Interestingly this same editing trick is used only when Kenny G himself is talking in the documentary, but it feels less to disparage his character and more to further the film’s goals of stripping away all pretense and showing the man as honestly as possible. The set dressing of shots, his comment that a moment would look more ‘iconic’ if he was walking with his saxophone case, a lot of the inner workings of the documentary is laid bare for the audience to see. It feels less like the director is trying to guide the eye to a particular opinion or perspective and more like they’re deliberately showing their cards. Similar to how it dissects music to its technical bits and pieces, it also dissects the concept of the music documentary itself.

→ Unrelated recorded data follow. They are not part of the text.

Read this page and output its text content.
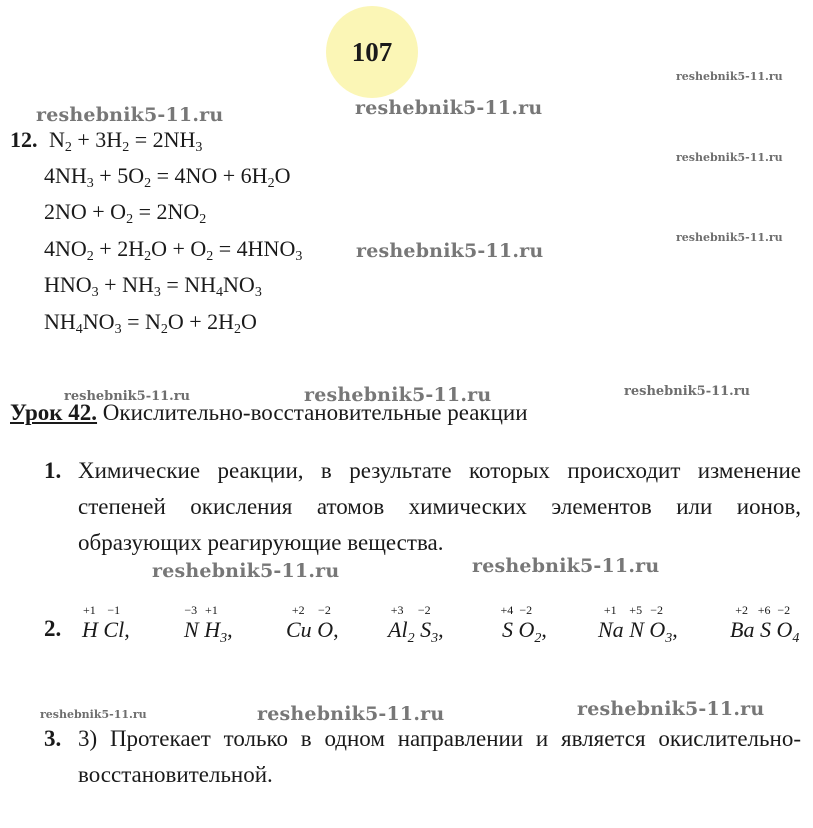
107
reshebnik5-11.ru
reshebnik5-11.ru	reshebnik5-11.ru
reshebnik5-11.ru
reshebnik5-11.ru
reshebnik5-11.ru
reshebnik5-11.ru	reshebnik5-11.ru	reshebnik5-11.ru
reshebnik5-11.ru	reshebnik5-11.ru
reshebnik5-11.ru	reshebnik5-11.ru	reshebnik5-11.ru
12. $N_2 + 3H_2 = 2NH_3$
$4NH_3 + 5O_2 = 4NO + 6H_2O$
$2NO + O_2 = 2NO_2$
$4NO_2 + 2H_2O + O_2 = 4HNO_3$
$HNO_3 + NH_3 = NH_4NO_3$
$NH_4NO_3 = N_2O + 2H_2O$
Урок 42. Окислительно-восстановительные реакции
1. Химические реакции, в результате которых происходит изменение степеней окисления атомов химических элементов или ионов, образующих реагирующие вещества.
2. H Cl, N $H_3$, Cu O, $Al_2$ $S_3$,	S $O_2$, Na N $O_3$, Ba S $O_4$
3. 3) Протекает только в одном направлении и является окислительно-восстановительной.
+1 −1	−3 +1	+2 −2	+3 −2	+4 −2	+1 +5 −2	+2 +6 −2
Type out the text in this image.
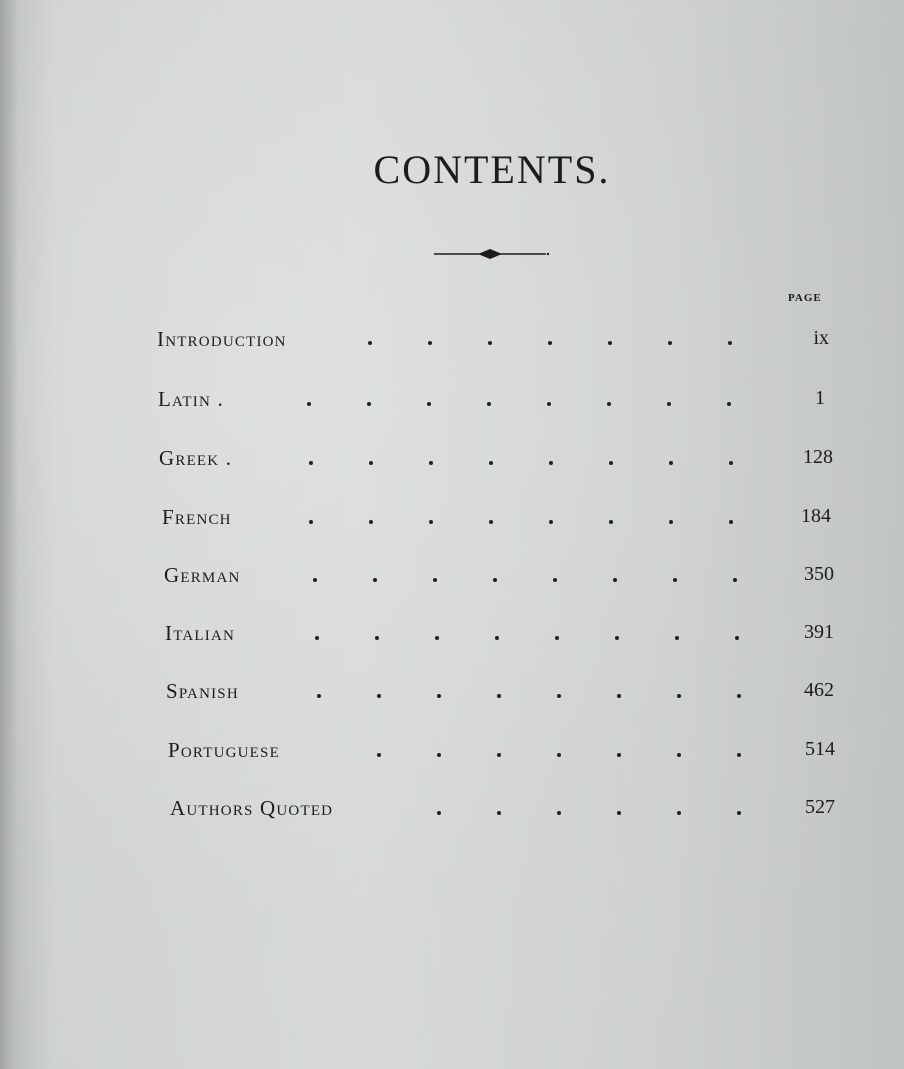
CONTENTS.
PAGE
Introduction	ix
Latin .	1
Greek .	128
French	184
German	350
Italian	391
Spanish	462
Portuguese	514
Authors Quoted	527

‘Listening to Kenny G’ Balances Criticism With Heart

One of the things that set the documentary apart from others of its type is its ability to criticize its main subject, but it is also infused with a love of music that makes even the ruthless disdain of Kenny G’s critics feel like it has more meaning behind it. When the scholars that the movie brings on dig into Kenny G and his music, it’s always framed with a love of traditional jazz and a sort of protectiveness and rightful annoyance that his popularity has eclipsed the genre they love. This is reflected when the filmmakers are interviewing Kenny G as well, the man’s been absurdly successful, but it’s clear when he speaks of his music and music in general that there is still a deep love and appreciation for everything that has come before him. It gives the movie an entirely different atmosphere to other cases, both sides are approaching the issue with good intentions, and both sides want people to appreciate a love of music.

One of the most famous and controversial events that Kenny G has ever been a part of was his “duet” with famed deceased jazz legend Louis Armstrong. Kenny G played a recording of Louis Armstrong singing What a Wonderful World while he played an accompaniment on saxophone. The vitriolic response in the music criticism community was immediate. However, when Kenny G himself is capable of explaining his concept for the duet and what inspired him to attempt it, it feels more like a conversation rather than having one dominant answer. Kenny G believed that he just wanted to pay tribute to the singer himself, while others believed that the performance was a “defilement” of the “sacred” work of Louis Armstrong. The movie presents both sides with ample room to explain their positions, and in the end, both feel like they have points in their favor, treating the audience with enough respect to decide for themselves.

It is this tactful handling of big topics and huge spheres of music criticism with an analytical mindset that makes the documentary so enlightening, even if you don’t know anything about Kenny G, or don’t even care about jazz or smooth jazz for that matter. Like any good documentary, it sucks the viewers in and gives them insight into a topic they might not care about, and since it does so in an intelligent (and humorous) fashion, the audience may find themselves learning and thinking about things they may never have thought of before. With its even-handed and balanced approach to its topics, it forces the audience to think critically about how they think of music and what they might love or hate.

When a documentary challenges you to think like this, it has a greater power than others of its type. It proves that even in a seemingly “safe” genre like smooth jazz, there are always deeper meanings to be delved into, and even in individuals like Kenny G, there are interesting tales to be told.